Han Byoung Hee, Park Sung Bin
Department of Radiology, Gangneung Asan Hospital, College of Medicine, University of Ulsan, Gangneung, Korea.
Department of Radiology, Chung-Ang University Hospital, Chung-Ang University College of Medicine, Seoul, Korea.
Curr Med Imaging. 2021;17(8):1003-1009. doi: 10.2174/1573405617666210127101926.
Contrast-enhanced ultrasound (CEUS) can provide more improved images of renal blood flow and much more information of both macro- and microcirculation of the kidney as compared to Doppler US.
To investigate the usefulness of CEUS by analyzing differences in perfusion-related parameters among the three chronic kidney disease (CKD) subgroups and the control group.
Thirty-eight patients with CKD and 21 controls who were age-matched (20-49 years) were included. Included CKD patients were stratified into three groups according to their eGFR: group I, eGFR ≥ 60 ml/min/1.73 m2 (GFR category I and II); group II, 30 ml/min/1.73 m ≤ eGFR < 60 ml/min/1.73 m (GFR category III); and group III, eGFR < 30 ml/min/1.73 m (GFR category IV and V). Comparisons with the controls (eGFR > 90 ml/min/1.73 m) were performed. Real-time and dynamic renal cortex imaging was performed using CEUS. Time-intensity curves and several bolus model quantitative perfusion parameters were created using the VueBox® quantification software. We compared the parameters among the CKD subgroups and between the CKD and control groups.

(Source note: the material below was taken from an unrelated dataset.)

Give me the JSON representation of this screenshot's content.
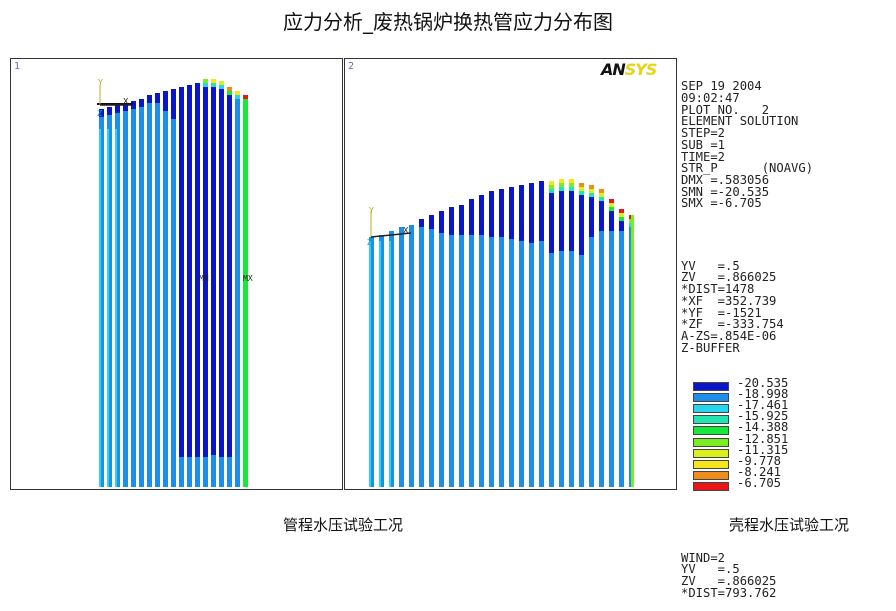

Eight patients were included in group I, 12 patients in group II, and 18 patients in group III. Significant differences were noted in the wash-in and wash-out rates between the CKD and control groups (p = 0.027 and p = 0.018, respectively), but not between those of the CKD subgroups. There were no significant differences of other perfusion parameters among the CKD subgroups and between the CKD and control groups.
A few perfusion related CEUS parameters (WiR and WoR) can be used as markers of renal microvascular perfusion relating renal function. CEUS can effectively and quantitatively exhibit the renal microvascular perfusion in patients with CKD as well as normal control participants.
与多普勒超声相比,超声造影(CEUS)能够提供更清晰的肾血流图像以及更多关于肾脏宏观和微观循环的信息。
通过分析三个慢性肾脏病(CKD)亚组与对照组之间灌注相关参数的差异,探讨CEUS的应用价值。
纳入38例CKD患者和21例年龄匹配(20 - 49岁)的对照者。纳入的CKD患者根据估算肾小球滤过率(eGFR)分为三组:第一组,eGFR≥60 ml/min/1.73 m²(GFR 类别 I 和 II);第二组,30 ml/min/1.73 m≤eGFR<60 ml/min/1.73 m(GFR 类别 III);第三组,eGFR<30 ml/min/1.73 m(GFR 类别 IV 和 V)。与对照组(eGFR>90 ml/min/1.73 m)进行比较。使用CEUS进行实时动态肾皮质成像。使用VueBox®定量软件创建时间 - 强度曲线和几个团注模型定量灌注参数。我们比较了CKD亚组之间以及CKD组与对照组之间的参数。
第一组纳入8例患者,第二组纳入12例患者,第三组纳入18例患者。CKD组与对照组之间的流入率和流出率存在显著差异(分别为p = 0.027和p = 0.018),但CKD亚组之间无显著差异。CKD亚组之间以及CKD组与对照组之间的其他灌注参数无显著差异。
一些与灌注相关的CEUS参数(WiR和WoR)可作为反映肾功能的肾微血管灌注标志物。CEUS能够有效且定量地显示CKD患者以及正常对照者的肾微血管灌注情况。